Wohin gehen die russisch-türkischen Beziehungen?

Putin war einer der ersten Gratulanten als Erdogan im Mai erneut zum türkischen Präsidenten gewählt wurde. Er nannte ihn einen „lieben Freund“. Russland hatte auf Erdogans Wahlsieg gesetzt. Zwischen Putin und Erdogan gibt es seit vielen Jahren eine enge Beziehung; beide teilen eine ähnliche Auffassung über autoritäre Herrschaft und personalistischer Politik. Beide Länder ziehen Vorteile aus der wirtschaftlichen Zusammenarbeit. Die Türkei ist in der russischen Bauwirtschaft stark präsent, exportiert Obst und Gemüse nach Russland und die türkische Tourismuswirtschaft profitiert von den russischen Gästen. Im türkischen Energiesektor ist Russland ein wichtiger Akteur. Gazprom ist ein wichtiger Versorger der Türkei mit Erdgas; Russlands RosAtom baut im türkischen Akkuyu ein großes Nuklearkraftwerk.

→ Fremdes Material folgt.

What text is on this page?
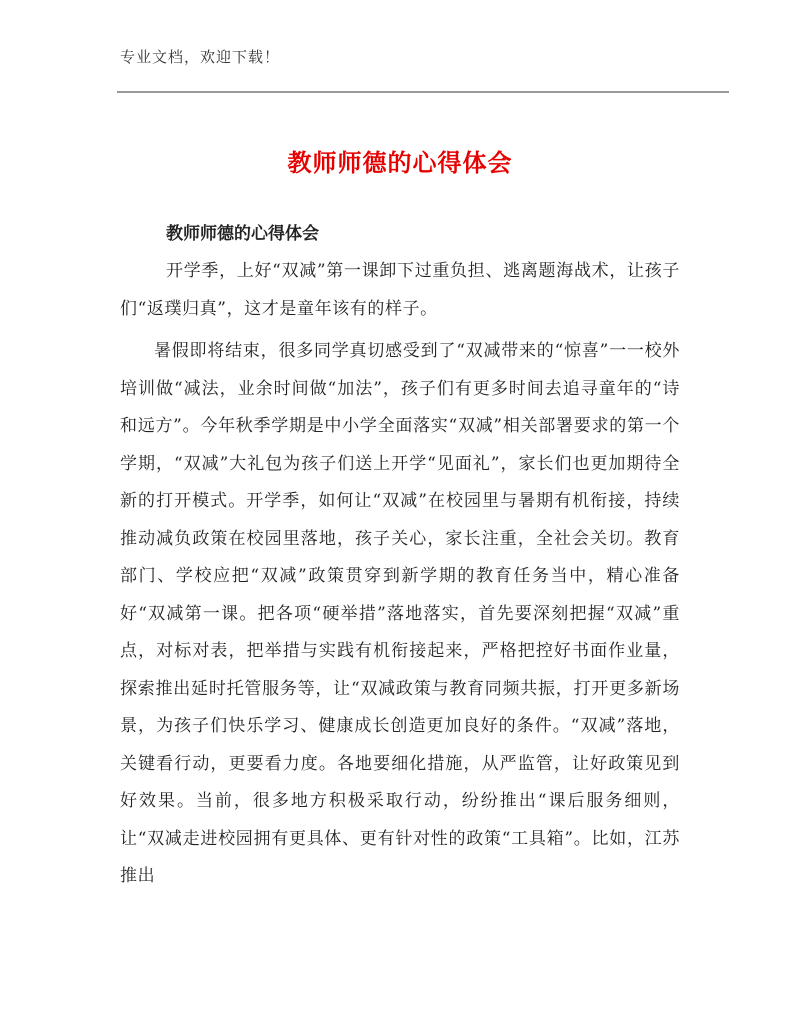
专业文档，欢迎下载！
教师师德的心得体会
教师师德的心得体会
开学季，上好“双减”第一课卸下过重负担、逃离题海战术，让孩子们“返璞归真”，这才是童年该有的样子。
暑假即将结束，很多同学真切感受到了“双减带来的“惊喜”一一校外培训做“减法，业余时间做“加法”，孩子们有更多时间去追寻童年的“诗和远方”。今年秋季学期是中小学全面落实“双减”相关部署要求的第一个学期，“双减”大礼包为孩子们送上开学“见面礼”，家长们也更加期待全新的打开模式。开学季，如何让“双减”在校园里与暑期有机衔接，持续推动减负政策在校园里落地，孩子关心，家长注重，全社会关切。教育部门、学校应把“双减”政策贯穿到新学期的教育任务当中，精心准备好“双减第一课。把各项“硬举措”落地落实，首先要深刻把握“双减”重点，对标对表，把举措与实践有机衔接起来，严格把控好书面作业量，探索推出延时托管服务等，让“双减政策与教育同频共振，打开更多新场景，为孩子们快乐学习、健康成长创造更加良好的条件。“双减”落地，关键看行动，更要看力度。各地要细化措施，从严监管，让好政策见到好效果。当前，很多地方积极采取行动，纷纷推出“课后服务细则，让“双减走进校园拥有更具体、更有针对性的政策“工具箱”。比如，江苏推出
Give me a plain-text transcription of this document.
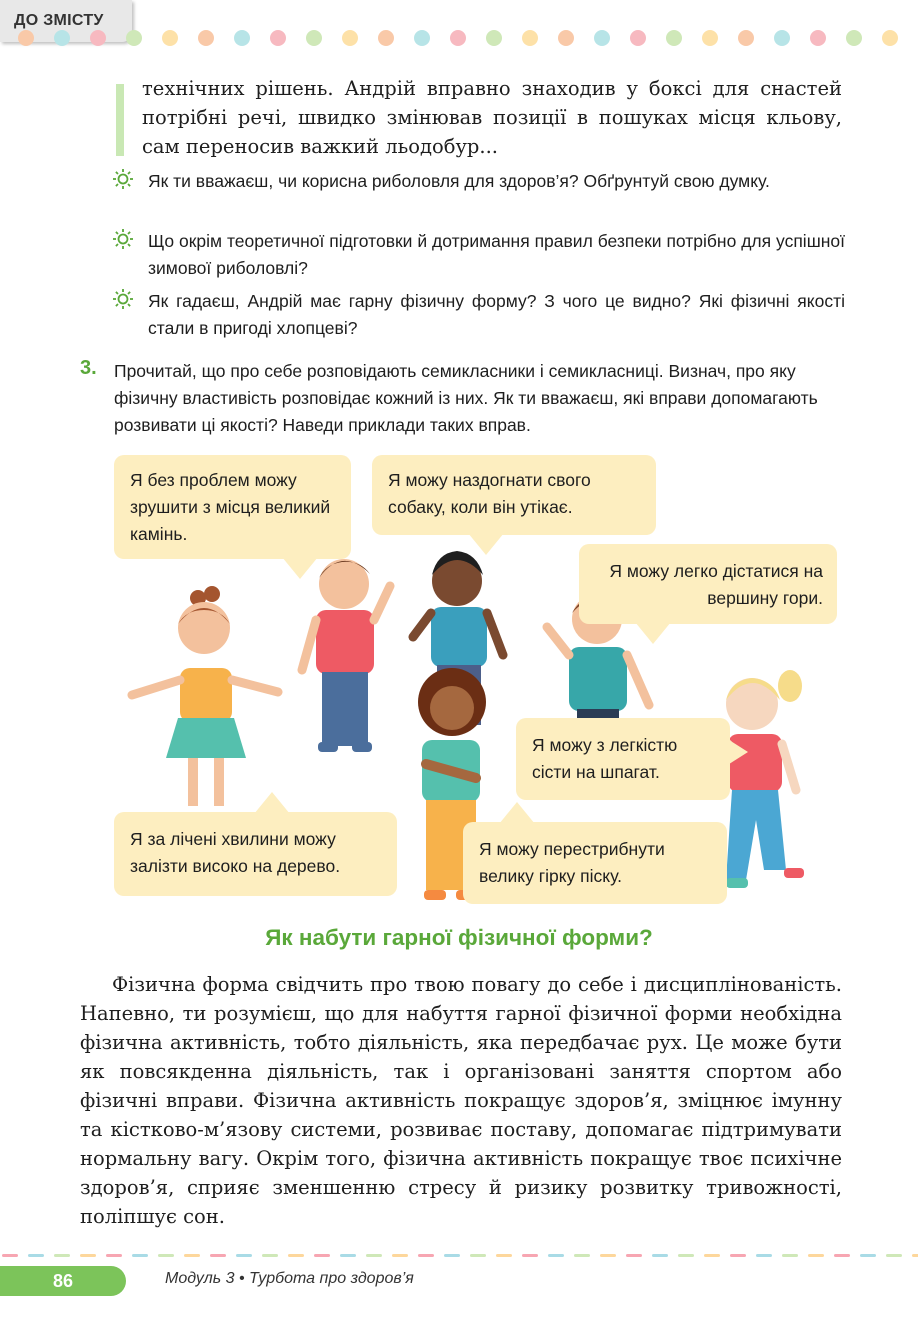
ДО ЗМІСТУ
технічних рішень. Андрій вправно знаходив у боксі для снастей потрібні речі, швидко змінював позиції в пошуках місця кльову, сам переносив важкий льодобур...
Як ти вважаєш, чи корисна риболовля для здоров’я? Обґрунтуй свою думку.
Що окрім теоретичної підготовки й дотримання правил безпеки потрібно для успішної зимової риболовлі?
Як гадаєш, Андрій має гарну фізичну форму? З чого це видно? Які фізичні якості стали в пригоді хлопцеві?
3. Прочитай, що про себе розповідають семикласники і семикласниці. Визнач, про яку фізичну властивість розповідає кожний із них. Як ти вважаєш, які вправи допомагають розвивати ці якості? Наведи приклади таких вправ.
Я без проблем можу зрушити з місця великий камінь.
Я можу наздогнати свого собаку, коли він утікає.
Я можу легко дістатися на вершину гори.
Я можу з легкістю сісти на шпагат.
Я за лічені хвилини можу залізти високо на дерево.
Я можу перестрибнути велику гірку піску.
Як набути гарної фізичної форми?
Фізична форма свідчить про твою повагу до себе і дисциплінованість. Напевно, ти розумієш, що для набуття гарної фізичної форми необхідна фізична активність, тобто діяльність, яка передбачає рух. Це може бути як повсякденна діяльність, так і організовані заняття спортом або фізичні вправи. Фізична активність покращує здоров’я, зміцнює імунну та кістково-м’язову системи, розвиває поставу, допомагає підтримувати нормальну вагу. Окрім того, фізична активність покращує твоє психічне здоров’я, сприяє зменшенню стресу й ризику розвитку тривожності, поліпшує сон.
86	Модуль 3 • Турбота про здоров’я
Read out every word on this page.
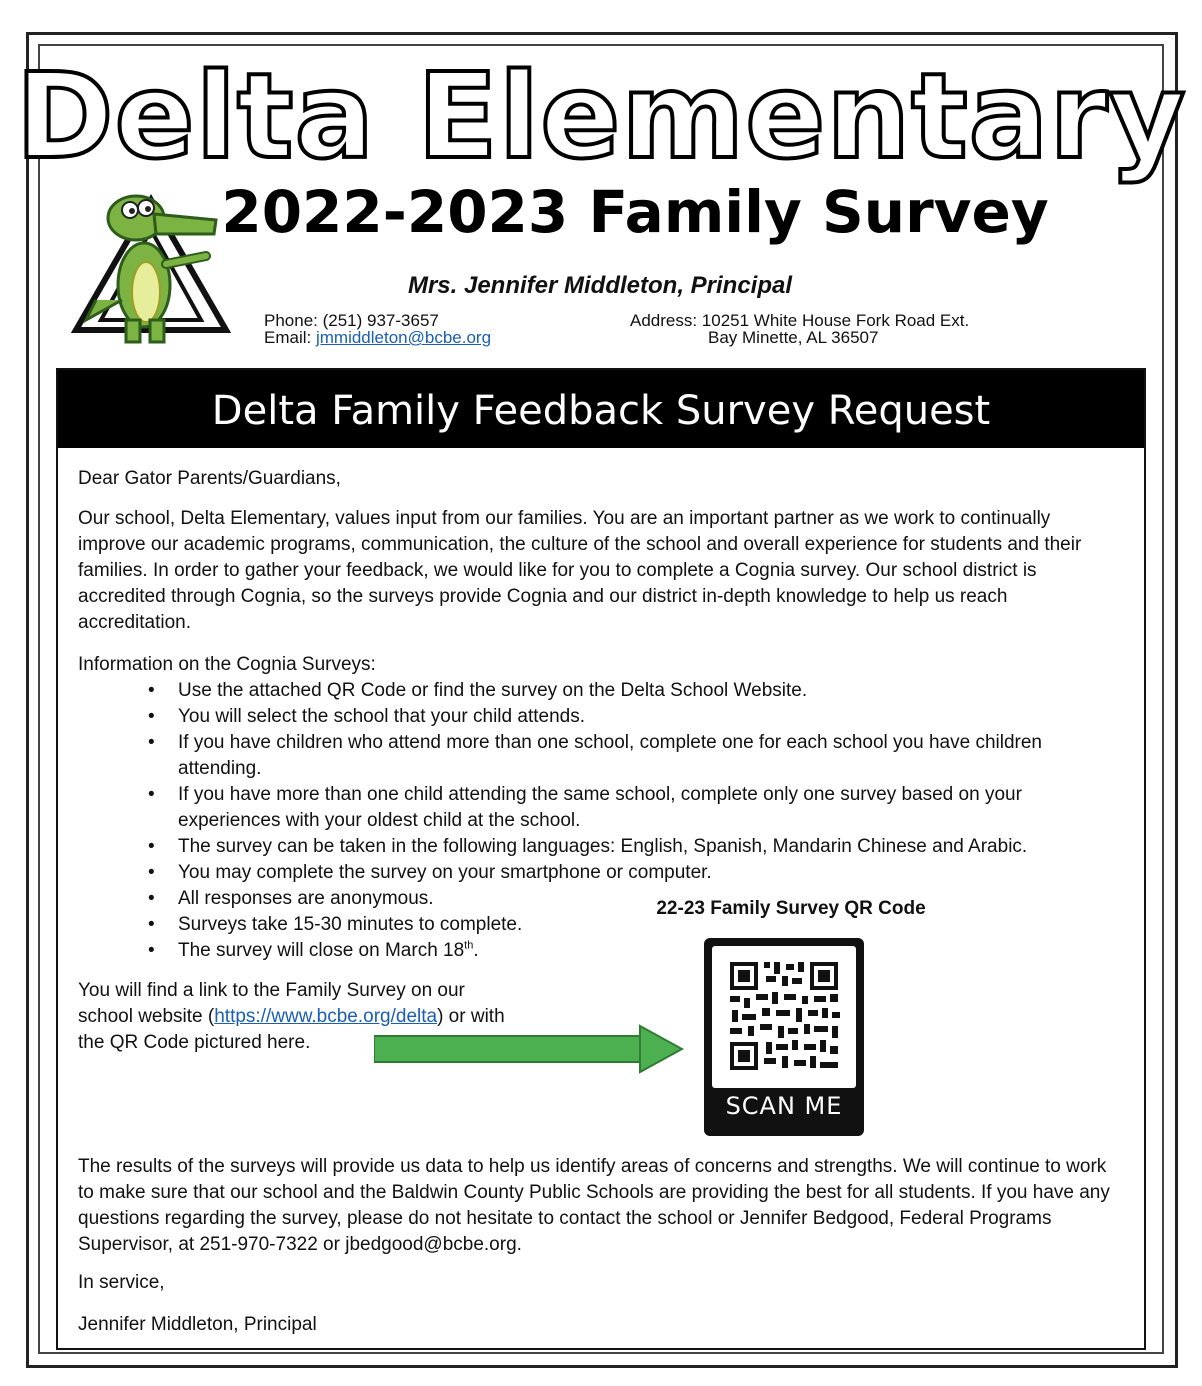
Delta Elementary
2022-2023 Family Survey
Mrs. Jennifer Middleton, Principal
Phone: (251) 937-3657
Email: jmmiddleton@bcbe.org
Address: 10251 White House Fork Road Ext.
Bay Minette, AL 36507
Delta Family Feedback Survey Request
Dear Gator Parents/Guardians,
Our school, Delta Elementary, values input from our families. You are an important partner as we work to continually improve our academic programs, communication, the culture of the school and overall experience for students and their families. In order to gather your feedback, we would like for you to complete a Cognia survey. Our school district is accredited through Cognia, so the surveys provide Cognia and our district in-depth knowledge to help us reach accreditation.
Information on the Cognia Surveys:
• Use the attached QR Code or find the survey on the Delta School Website.
• You will select the school that your child attends.
• If you have children who attend more than one school, complete one for each school you have children attending.
• If you have more than one child attending the same school, complete only one survey based on your experiences with your oldest child at the school.
• The survey can be taken in the following languages: English, Spanish, Mandarin Chinese and Arabic.
• You may complete the survey on your smartphone or computer.
• All responses are anonymous.
• Surveys take 15-30 minutes to complete.
• The survey will close on March 18th.
You will find a link to the Family Survey on our school website (https://www.bcbe.org/delta) or with the QR Code pictured here.
22-23 Family Survey QR Code
SCAN ME
The results of the surveys will provide us data to help us identify areas of concerns and strengths. We will continue to work to make sure that our school and the Baldwin County Public Schools are providing the best for all students. If you have any questions regarding the survey, please do not hesitate to contact the school or Jennifer Bedgood, Federal Programs Supervisor, at 251-970-7322 or jbedgood@bcbe.org.
In service,
Jennifer Middleton, Principal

Russland umgekehrt findet in der Türkei einen der letzten verbliebenen europäischen Kunden im Gasgeschäft. Gazproms Gasleitungen (Blue Stream und Turk Stream) bringen russisches Gas nicht nur in die Türkei, sondern auch nach Südosteuropa. Auch für die russische Rüstungsindustrie gab es Geschäftsmöglichkeiten mit der Türkei. Seit Ausbruch des Krieges ist aber vor allem die Weigerung der Türkei relevant, die westlichen Sanktionen gegen Russland mitzutragen. Über die Türkei laufen auch (wenn auch immer weniger) bedeutsame Parallelimporte Russlands. Sanktionierte Güter werden von türkischen Unternehmen aus den westlichen Staaten verstärkt eingekauft und nach Russland weiter exportiert.

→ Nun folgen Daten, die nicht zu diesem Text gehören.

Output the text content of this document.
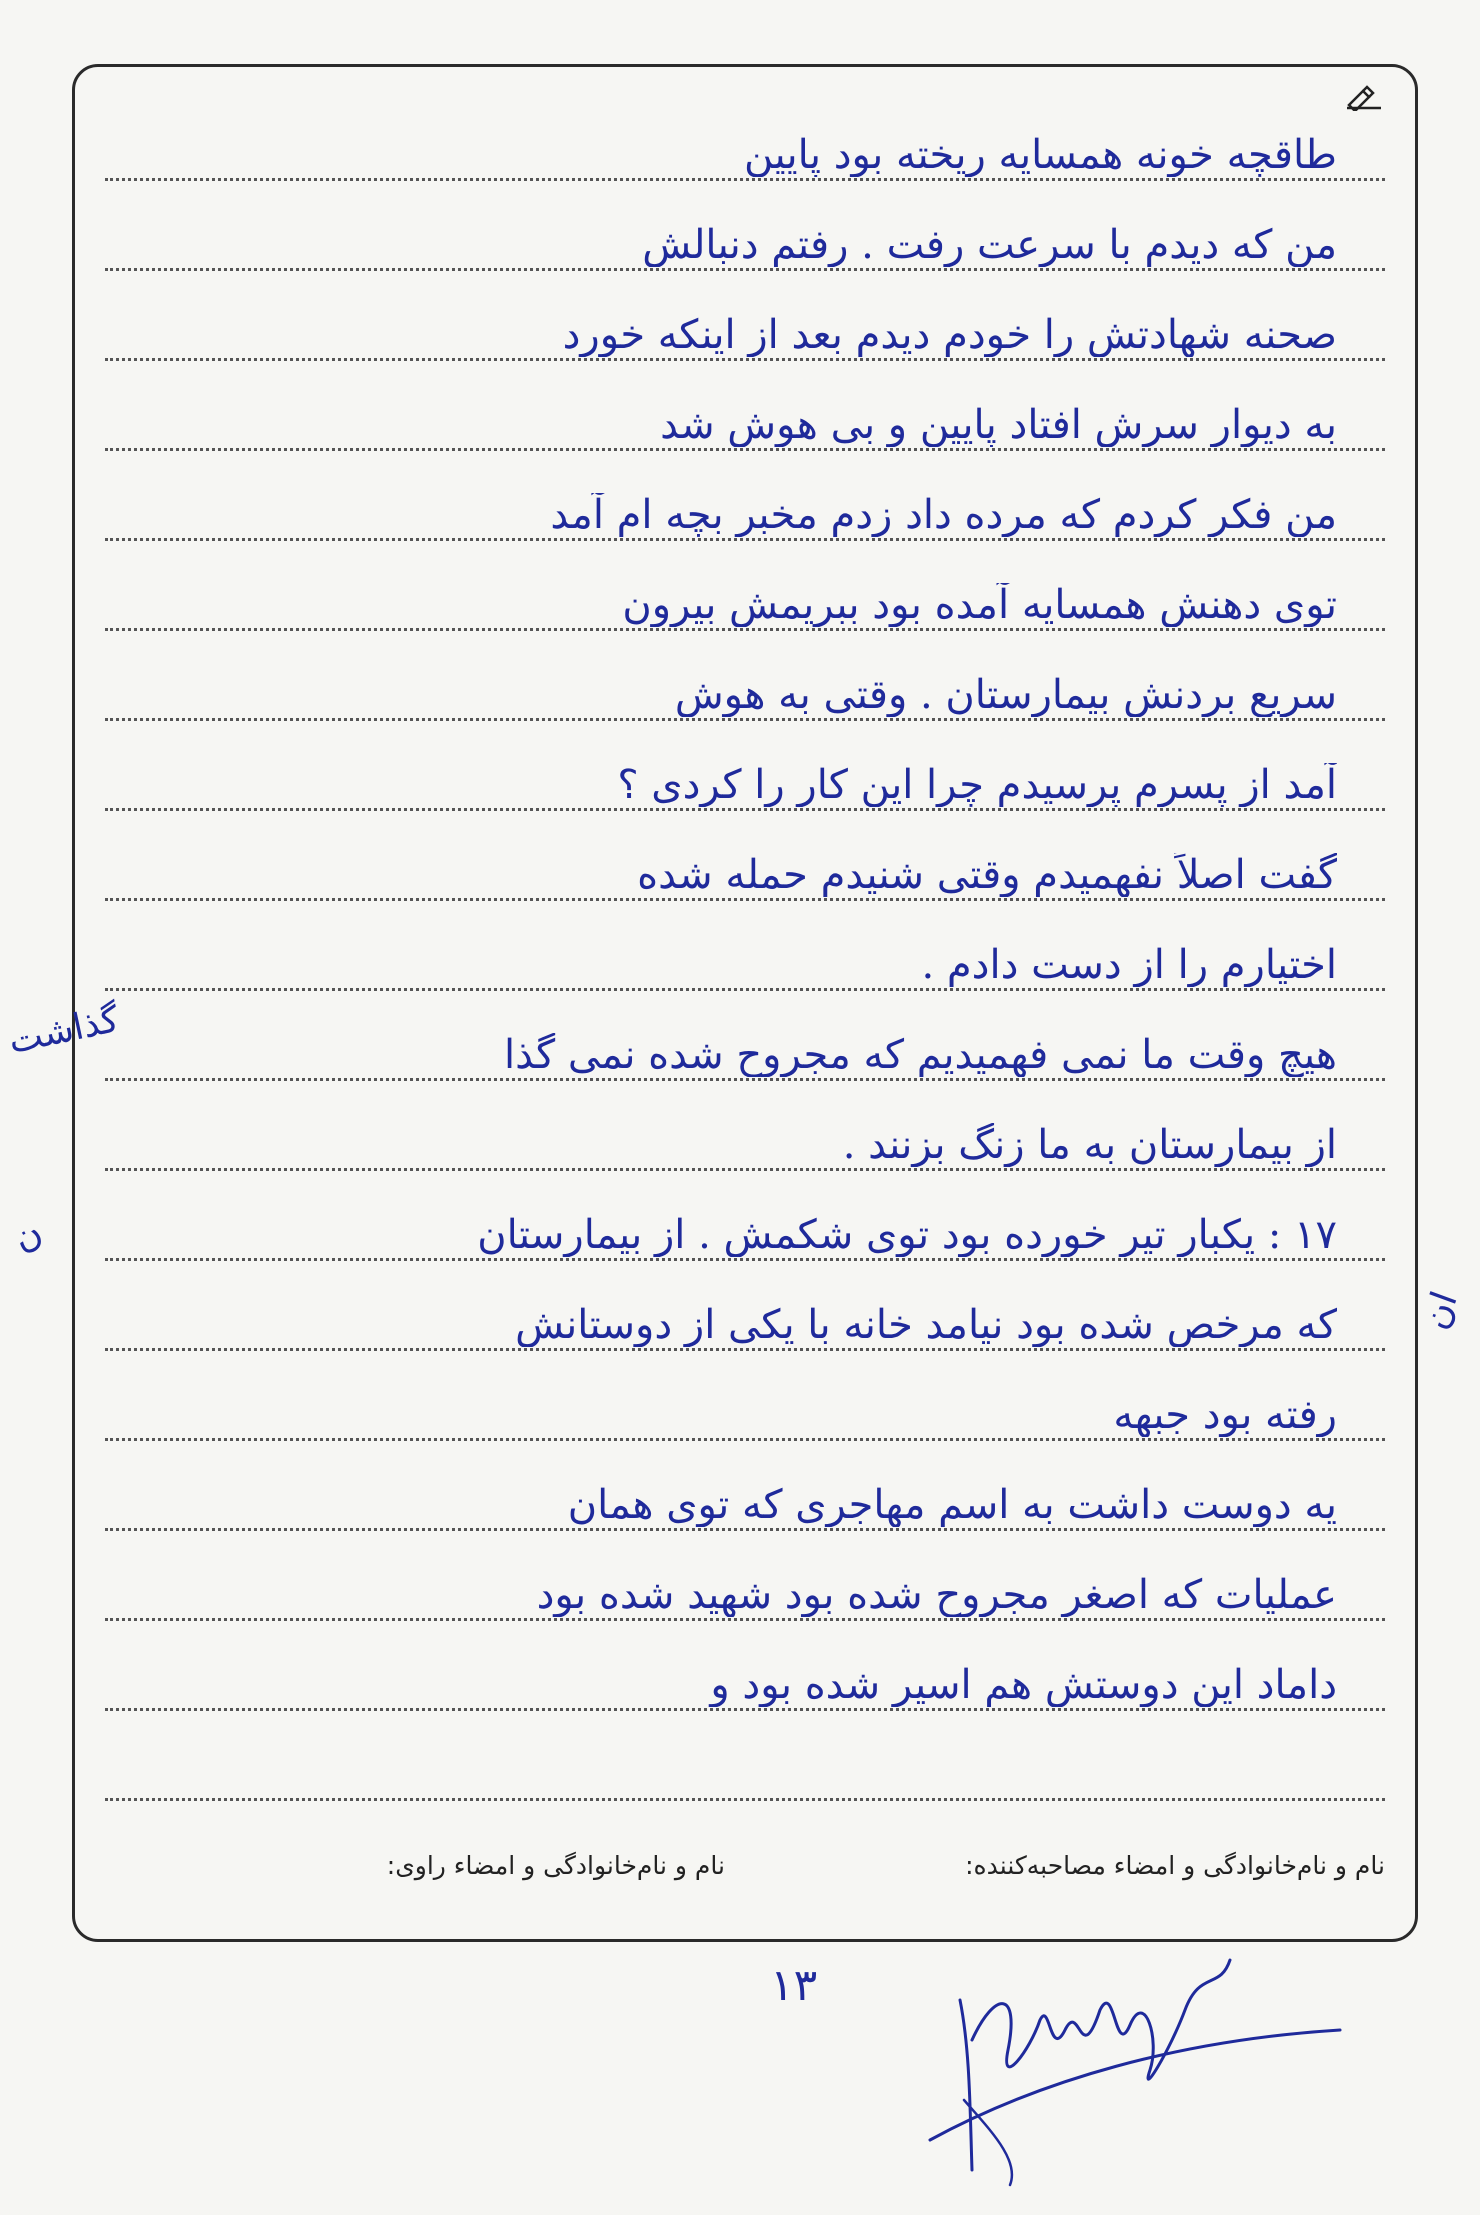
طاقچه خونه همسایه ریخته بود پایین
من که دیدم با سرعت رفت . رفتم دنبالش
صحنه شهادتش را خودم دیدم بعد از اینکه خورد
به دیوار سرش افتاد پایین و بی هوش شد
من فکر کردم که مرده داد زدم مخبر بچه ام آمد
توی دهنش همسایه آمده بود ببریمش بیرون
سریع بردنش بیمارستان . وقتی به هوش
آمد از پسرم پرسیدم چرا این کار را کردی ؟
گفت اصلاً نفهمیدم وقتی شنیدم حمله شده
اختیارم را از دست دادم .
هیچ وقت ما نمی فهمیدیم که مجروح شده نمی گذا
از بیمارستان به ما زنگ بزنند .
۱۷ : یکبار تیر خورده بود توی شکمش . از بیمارستان
که مرخص شده بود نیامد خانه با یکی از دوستانش
رفته بود جبهه
یه دوست داشت به اسم مهاجری که توی همان
عملیات که اصغر مجروح شده بود شهید شده بود
داماد این دوستش هم اسیر شده بود و
نام و نام‌خانوادگی و امضاء مصاحبه‌کننده:
نام و نام‌خانوادگی و امضاء راوی:
گذاشت
ن
ان
۱۳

Trotzdem gibt es zwischen Russland und der Türkei auch geopolitische Konflikte. Beide Länder verfolgen konträre Interessen in Syrien, in Libyen und im Südkaukasus. In Syrien drängte die Türkei für viele Jahre auf die Absetzung von Machthaber al-Assad, Russland hingegen stützte ihn bei der Niederschlagung des bewaffneten Aufstandes. Im bürgerkriegsgeplagten Libyen unterstützte Russland General Haftar, die Türkei dessen Gegner – finanziell und militärisch. Im Konflikt zwischen Armenien und Azerbaijan hat die türkische militärische Unterstützung Azerbaijans zu einer völligen Machtverschiebung in der Region zu Lasten Russlands geführt. Die Beziehungen zwischen beiden Ländern kann denn auch als „kontrollierte Rivalität“ bezeichnet werden.

Diese Zweckgemeinschaft zwischen Russland und der Türkei bekommt nun deutliche Risse. Erdogan hat den ukrainischen Präsidenten Selenskij  herzlich empfangen. Gerüchten zufolge wird die Türkei Haubitzen an die Ukraine liefern. Eine Vereinbarung über den Bau von türkischen Bayraktar TB2 Drohnen in der Ukraine wurde unterzeichnet. Ein wirklicher Affront gegenüber Russland war aber die Überstellung von 5 ukrainischen Kriegsgefangenen an die Ukraine; Mitglieder und Kommandeure der neonazistischen Formation Azov waren darunter. Russland hatte diese Kriegsgefangenen an die Türkei überstellt, verbunden mit der Auflage, dass sie nicht an die Ukraine übergeben werden.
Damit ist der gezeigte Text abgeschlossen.